Question

Two small spheres spaced 20.0 cm apart have equal charge.

 

How many excess electrons must be present on each sphere if the magnitude of the force of repulsion between them is 4.57 x 10^-21 N?

 

Number of Electrons = ?

Answer 1

Concepts and reason

Initially calculate the magnitude of charge on each small sphere using definition of electrostatic force between two charged spheres. Then use quantization of charge to find the excess number of electrons present on each sphere.

Fundamentals

The electrostatic force ${F_e}$ between two charges ${q_1}$ and ${q_2}$ separated by a distance r is given as follows:

${F_{\rm{e}}} = \frac{{k{q_1}{q_2}}}{{{r^2}}}$

Here, k is the coulomb’s constant.

The charge quantization is given as follows:

$q = ne$

Here, q is the charge on a particle, n is the number of electrons, and e is the charge on an electron.

The electrostatic force ${F_e}$ between two spheres separated by a distance r is given as follows:

${F_e} = k\frac{{{q_1}{q_2}}}{{{r^2}}}$

Here, ${q_1}$ is charge on one sphere, and ${q_2}$ is charge on another sphere.

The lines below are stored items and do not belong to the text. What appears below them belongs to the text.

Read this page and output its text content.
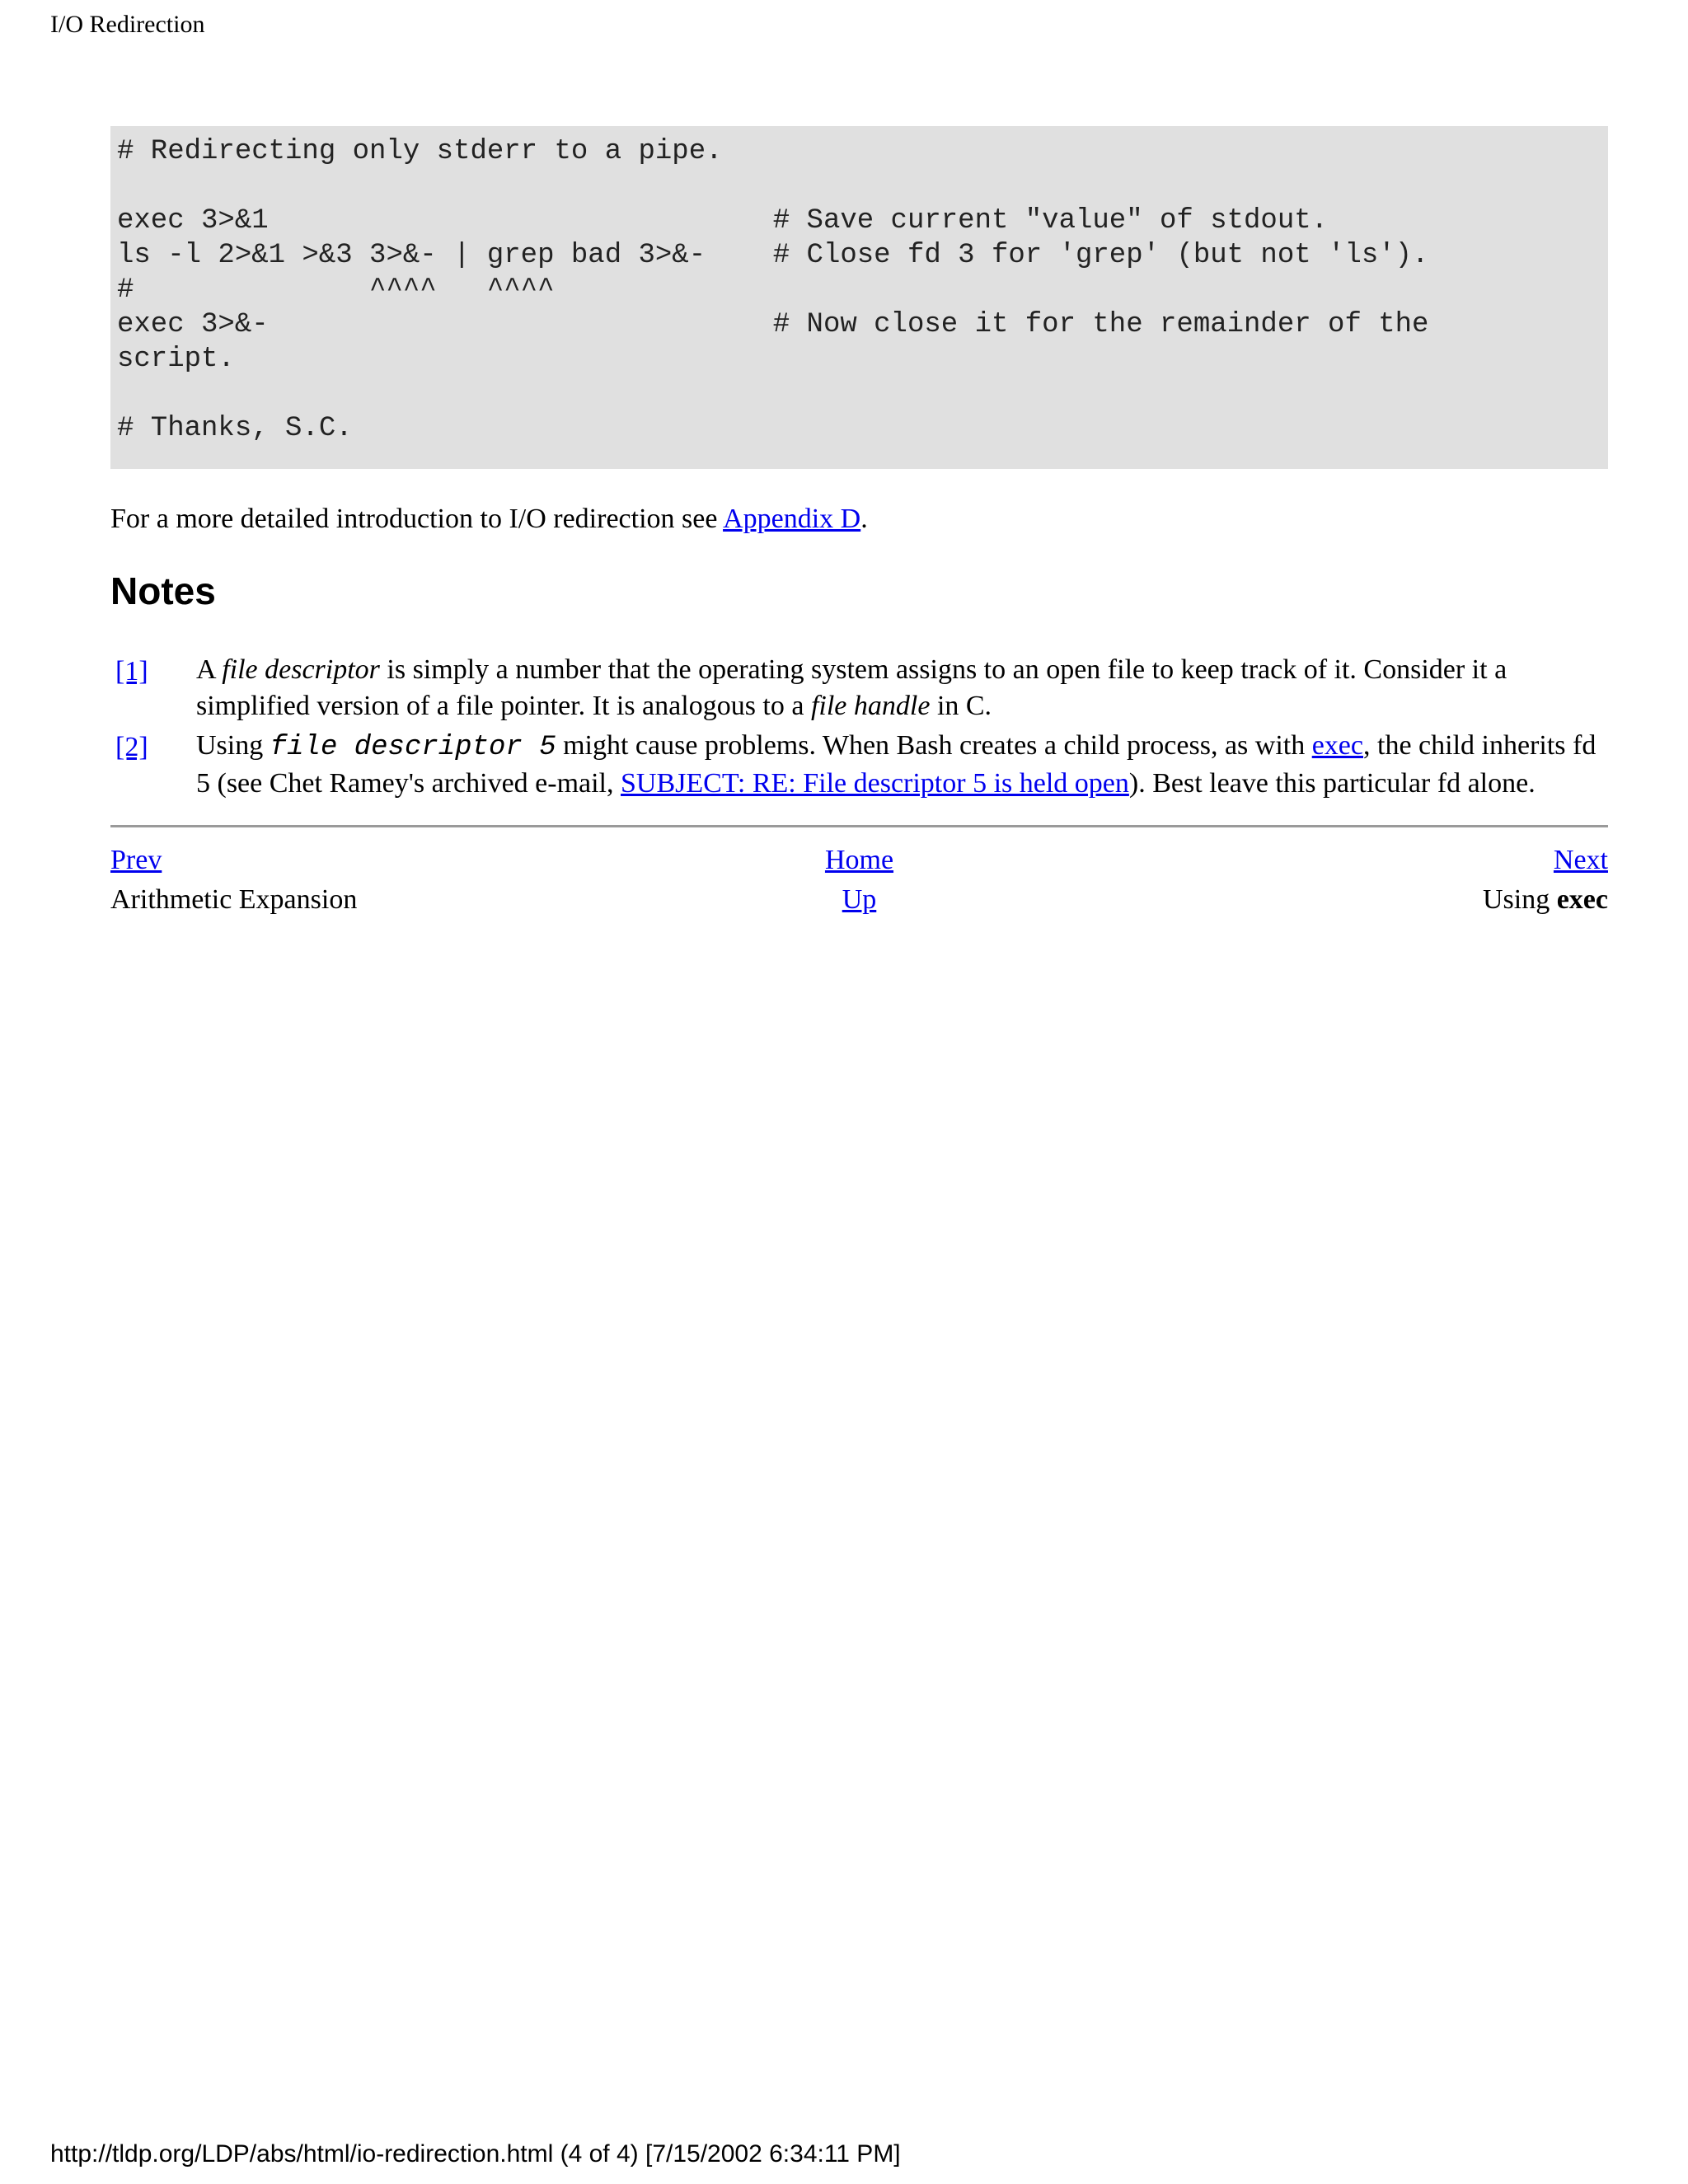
I/O Redirection
# Redirecting only stderr to a pipe.

exec 3>&1                              # Save current "value" of stdout.
ls -l 2>&1 >&3 3>&- | grep bad 3>&-    # Close fd 3 for 'grep' (but not 'ls').
#              ^^^^   ^^^^
exec 3>&-                              # Now close it for the remainder of the
script.

# Thanks, S.C.

For a more detailed introduction to I/O redirection see Appendix D.

Notes
[1]	A file descriptor is simply a number that the operating system assigns to an open file to keep track of it. Consider it a simplified version of a file pointer. It is analogous to a file handle in C.
[2]	Using file descriptor 5 might cause problems. When Bash creates a child process, as with exec, the child inherits fd 5 (see Chet Ramey's archived e-mail, SUBJECT: RE: File descriptor 5 is held open). Best leave this particular fd alone.
Prev	Home	Next
Arithmetic Expansion	Up	Using exec
http://tldp.org/LDP/abs/html/io-redirection.html (4 of 4) [7/15/2002 6:34:11 PM]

Substitute $q$ for ${q_1}$ and ${q_2}.$

$\begin{array}{l}\\{F_e} = k\frac{{qq}}{{{r^2}}}\\\\{F_e} = k\frac{{{q^2}}}{{{r^2}}}\\\end{array}$

Rearrange the above equation for q.

$q = r\sqrt {\frac{{{F_e}}}{k}}$

Convert the units of distance r from cm to meters as follows:

$\begin{array}{c}\\r = 20\,{\rm{cm}}\left( {\frac{{1\,{\rm{m}}}}{{100\,{\rm{cm}}}}} \right)\\\\ = 0.2\,{\rm{m}}\\\end{array}$

Substitute 0.2 m for r, $9 \times {10^9}{\rm{ N}} \cdot {{\rm{m}}^2}/{{\rm{C}}^2}$ for k, and $4.57 \times {10^{ - 21}}{\rm{ N}}$ for ${F_{\rm{e}}}$ in the above equation $q = r\sqrt {\frac{{{F_e}}}{k}}$ and solve for q.

$\begin{array}{c}\\q = \left( {0.2\,{\rm{m}}} \right)\sqrt {\frac{{4.57 \times {{10}^{ - 21}}\,{\rm{N}}}}{{9 \times {{10}^9}\,{\rm{N}} \cdot {{\rm{m}}^2}/{{\rm{C}}^2}}}} \\\\ = 1.425 \times {10^{ - 16}}\,{\rm{C}}\\\end{array}$

Rearrange the expression $q = ne$ for n.

$n = \frac{q}{e}$

Substitute $1.425 \times {10^{ - 16}}\,{\rm{C}}$ for q, and $1.6 \times {10^{ - 19}}\,{\rm{C}}$ for e, in the above equation and solve for n.

$\begin{array}{c}\\n = \frac{{1.425 \times {{10}^{ - 16}}\,{\rm{C}}}}{{1.6 \times {{10}^{ - 19}}\,{\rm{C}}}}\\\\ = 891\,{\rm{electrons}}\\\end{array}$

Ans:

The excess number of electrons on each sphere is 891.